I dressed as the noble dress,
In cloth of silver and gold,
With silk, and satin, and costly furs,
In many an ample fold;
But I never remembered the naked limbs
That froze with winter’s cold.
The wounds I might have healed!
The human sorrow and smart!
And yet it never was in my soul
To play so ill a part
But evil is wrought by want of Thought
[Так Лир: «О, я слишком мало думал об этом!»]
As well as want of Heart!
She clasped her fervent hands,
And the tears began to stream;
Large, and bitter, and fast they fell,
Remorse was so extreme,
And yet, O yet, that many a dame
Would dream the Lady’s Dream!”
Обозреватель Эдинбургского журнала о смертности в профессиях и ремеслах, останавливаясь на фатальных условиях, при которых очень многие классы зарабатывают свой хлеб насущный, а иногда и того меньше, отмечает, что великие средние и высшие классы, привыкшие быть обеспеченными всеми приспособлениями легкой жизни и роскоши, редко задумываются о том, каким образом удовлетворяются их потребности. «Привыкнув потягивать мед, нам никогда не приходит в голову, что, возможно, его производство в некоторых случаях связано с жизнью рабочей пчелы. Леди, которая из шелкового комфорта своего кресла оглядывает свою гостиную, может извлечь урок сострадания к бедным рабочим почти из каждого предмета, который лежит перед ней». Чтобы привести один пример из многих, на которых останавливается д-р Уинтер — случай с серебрильщиком зеркал: «Если бы очаровательная красавица, разглядывая свою красоту в зеркале, могла хоть на мгновение увидеть отраженным это бедное, разбитое человеческое существо с дрожащими мышцами, коричневым лицом и почерневшими зубами, она, несомненно, вздрогнула бы от ужаса; но, как бы то ни было, рабы роскоши и тщеславия выпадают из жизни незамеченными и никому не нужными, как поток путешественников исчезал один за другим через мост Мирзы».

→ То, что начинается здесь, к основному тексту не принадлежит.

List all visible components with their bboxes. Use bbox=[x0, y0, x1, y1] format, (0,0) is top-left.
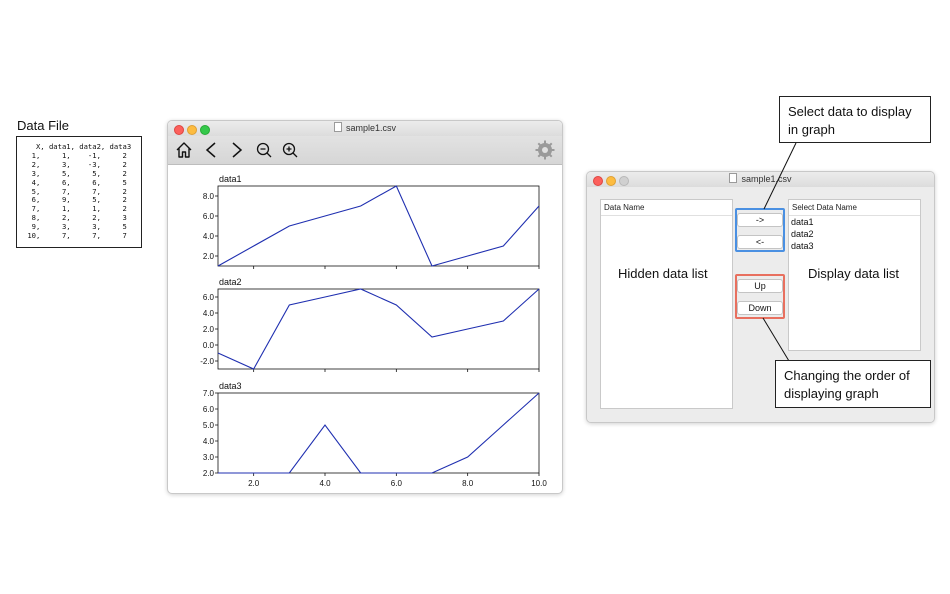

“O let those cities that of plenty’s cup,
And her prosperities, so largely taste,
With their superfluous riots, hear these tears!
The misery of Tharsus may be theirs.”
Мораль восточной сказки о Нурджахаде практична и уместна. Он предается роскоши и распутству. Он забывает, что среди его ближних есть нужды и бедствия. Он живет только для себя, и его сердце становится таким же твердым, как сундуки, в которых хранятся его не по назначению используемые сокровища. Но прежде чем становится слишком поздно, он пробуждается к раскаянию и оглядывается с позором и ужасом на свою прошлую жизнь. Что он должен сделать, чтобы искупить свои проступки? Одно по крайней мере в его власти, и это он сделает немедленно: потратить свои богатства на облегчение нужды — и не успокаиваться, пока не найдет каждую семью в Ормузе, которую постигло бедствие, чтобы вернуть их к процветанию. Отныне он проводит свои дни в своем кабинете, составляя планы на благо своих ближних. Сордидо Бена Джонсона обещает подобное исправление:—
“Pardon me, gentle friends, I’ll make fair ’mends
For my foul errors past....
My barns and garners shall stand open still
To all the poor that come, and my best grain
Be made alms-bread, to feed half-famished mouths.
Though hitherto amongst you I have lived
Like an unsavoury muck-hill to myself,
Yet now my gathered heaps, being spread abroad,
Shall turn to better and more fruitful uses.
... O how deeply
The bitter curses of the poor do pierce!
I am by wonder changed; come in with me
And witness my repentance: now I prove
No life is blest that is not graced with love.”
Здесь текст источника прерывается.